The petition filed by representatives of 2,000 or so survivors sought the same compensation from the state for their losses in livelihood and property, in the wake of the massacre believed to have been a catalyst for the Jewish exodus from Iraq.
Recognition as victims of Nazi persecution would entitle members of the community to receive an annual stipend of NIS 26,400 ($7,000) and other benefits.
The pogrom masterminded by Haj Amin al-Husseini, the Grand Mufti of Jerusalem, was set off by the collapse of a popular pro-Nazi government in Baghdad in early June of 1941.
In a two-day period, mobs swearing allegiance to the Mufti and Hitler went on a rampage in Baghdad and other cities in Iraq. At least 150 Jews were killed and more than 2,000 injured, some 900 Jewish homes were destroyed and looted, and hundreds of Jewish-owned shops were robbed and destroyed.
A series of subsequent decrees and attacks emptied the country of its ancient Jewish community by the early 1970s, with barely 100 Jews remaining.
The petition argued that the massacre was inspired and encouraged by Nazi Germany, which it said had distributed anti-Semitic propaganda throughout the country.
But the justices said the scope of the Israeli law governing the distribution of the German reparation money was not broad enough to include the Iraqi community. Under Israeli law, Holocaust survivors are eligible to receive compensation if they fit Germany’s legal definition of a victim of Nazi persecution.
Germany’s law, passed in the 1950s, only recognizes victims who were directly affected by Nazi persecution, though it includes a provision for victims of crimes committed by Nazi proxy states during WWII.

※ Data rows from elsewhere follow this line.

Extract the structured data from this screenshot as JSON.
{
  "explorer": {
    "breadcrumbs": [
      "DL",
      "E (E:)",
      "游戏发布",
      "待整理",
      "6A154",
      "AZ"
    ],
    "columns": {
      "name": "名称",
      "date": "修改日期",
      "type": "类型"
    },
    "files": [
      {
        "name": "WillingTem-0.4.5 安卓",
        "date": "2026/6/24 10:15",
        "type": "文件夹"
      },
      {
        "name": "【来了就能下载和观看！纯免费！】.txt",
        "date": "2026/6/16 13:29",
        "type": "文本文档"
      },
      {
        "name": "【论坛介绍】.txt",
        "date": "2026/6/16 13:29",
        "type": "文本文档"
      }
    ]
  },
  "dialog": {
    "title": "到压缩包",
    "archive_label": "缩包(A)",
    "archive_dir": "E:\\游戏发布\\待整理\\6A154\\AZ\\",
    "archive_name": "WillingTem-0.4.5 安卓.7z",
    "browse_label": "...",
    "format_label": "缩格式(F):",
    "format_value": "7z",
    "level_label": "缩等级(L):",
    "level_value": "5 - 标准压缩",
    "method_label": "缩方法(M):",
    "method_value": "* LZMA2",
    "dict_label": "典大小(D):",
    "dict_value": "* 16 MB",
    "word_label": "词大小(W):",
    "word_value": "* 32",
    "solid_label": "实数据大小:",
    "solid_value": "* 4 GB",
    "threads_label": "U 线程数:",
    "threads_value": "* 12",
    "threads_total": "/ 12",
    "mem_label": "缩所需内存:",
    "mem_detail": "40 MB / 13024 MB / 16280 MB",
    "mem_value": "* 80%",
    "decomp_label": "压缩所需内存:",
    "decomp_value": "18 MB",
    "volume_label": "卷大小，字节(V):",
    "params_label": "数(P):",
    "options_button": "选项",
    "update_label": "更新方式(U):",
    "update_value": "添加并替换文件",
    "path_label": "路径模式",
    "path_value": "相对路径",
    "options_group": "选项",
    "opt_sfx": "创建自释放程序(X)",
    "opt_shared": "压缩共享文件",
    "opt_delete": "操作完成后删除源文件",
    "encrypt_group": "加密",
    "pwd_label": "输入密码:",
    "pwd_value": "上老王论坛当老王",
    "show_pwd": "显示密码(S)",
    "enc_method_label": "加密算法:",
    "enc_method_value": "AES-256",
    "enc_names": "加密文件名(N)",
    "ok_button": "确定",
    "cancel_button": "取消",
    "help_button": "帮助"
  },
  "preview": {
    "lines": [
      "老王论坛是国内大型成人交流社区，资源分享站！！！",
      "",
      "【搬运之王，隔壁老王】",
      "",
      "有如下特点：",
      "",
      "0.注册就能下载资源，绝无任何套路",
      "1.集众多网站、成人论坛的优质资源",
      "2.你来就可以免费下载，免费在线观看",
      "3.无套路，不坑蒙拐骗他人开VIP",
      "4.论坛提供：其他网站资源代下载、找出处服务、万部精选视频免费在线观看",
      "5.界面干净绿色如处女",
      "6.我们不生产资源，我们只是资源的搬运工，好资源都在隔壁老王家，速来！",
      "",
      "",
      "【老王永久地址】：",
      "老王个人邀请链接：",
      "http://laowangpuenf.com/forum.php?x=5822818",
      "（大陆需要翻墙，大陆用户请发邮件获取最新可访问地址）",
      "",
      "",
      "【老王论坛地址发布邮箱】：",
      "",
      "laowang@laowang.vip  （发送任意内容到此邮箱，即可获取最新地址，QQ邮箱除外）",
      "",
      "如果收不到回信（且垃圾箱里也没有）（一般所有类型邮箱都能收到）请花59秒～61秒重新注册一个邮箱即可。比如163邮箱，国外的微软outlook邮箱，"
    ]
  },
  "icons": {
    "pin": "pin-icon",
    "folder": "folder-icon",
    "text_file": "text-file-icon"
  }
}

Attorneys representing the community argued to the court that the Iraqi Jewish community fell into the second category, arguing that Baghdad at the time was heavily influenced by Nazi Germany.
The justices rejected that argument, saying that anti-Semitism exhibited in Iraq during WWII could not be solely pinned on Nazi Germany.
“Anti-Semitism in its various forms was present prior to the rise of the Nazi regime, and did not disappear after Nazi Germany was defeated,” Haifa District Court judges wrote in their February 2018 ruling on the case, before it was referred to the Supreme Court. “There are many causes for anti-Semitism, and some of them change from time to time.”
The petition was rejected by the Haifa District court in 2011 on similar grounds.
In their decision, the justices also criticized the Israeli government for adopting such a narrow definition of Nazi victims, saying that basing its criteria off of German law was a “missed opportunity” to aid survivors.
“This law represents a policy which does not necessarily reflect the position of Israel at this time,” Justice Daphne Barak-Erez wrote. The policy, she said, “prevents the possibility of granting full recognition to victims.”
Other than European Jews, only Jews from Libya and from Tunisia who immigrated to Israel before 1953 were eligible for compensation as Holocaust survivors. Those benefits change according to certain criteria, but the amount begins at NIS 26,400 ($7,000) per year.
In 2015, Finance Minister Moshe Kahlon announced a reparations package for Jews from Iraq, Morocco, and Algeria, who suffered persecution during the period of the Holocaust.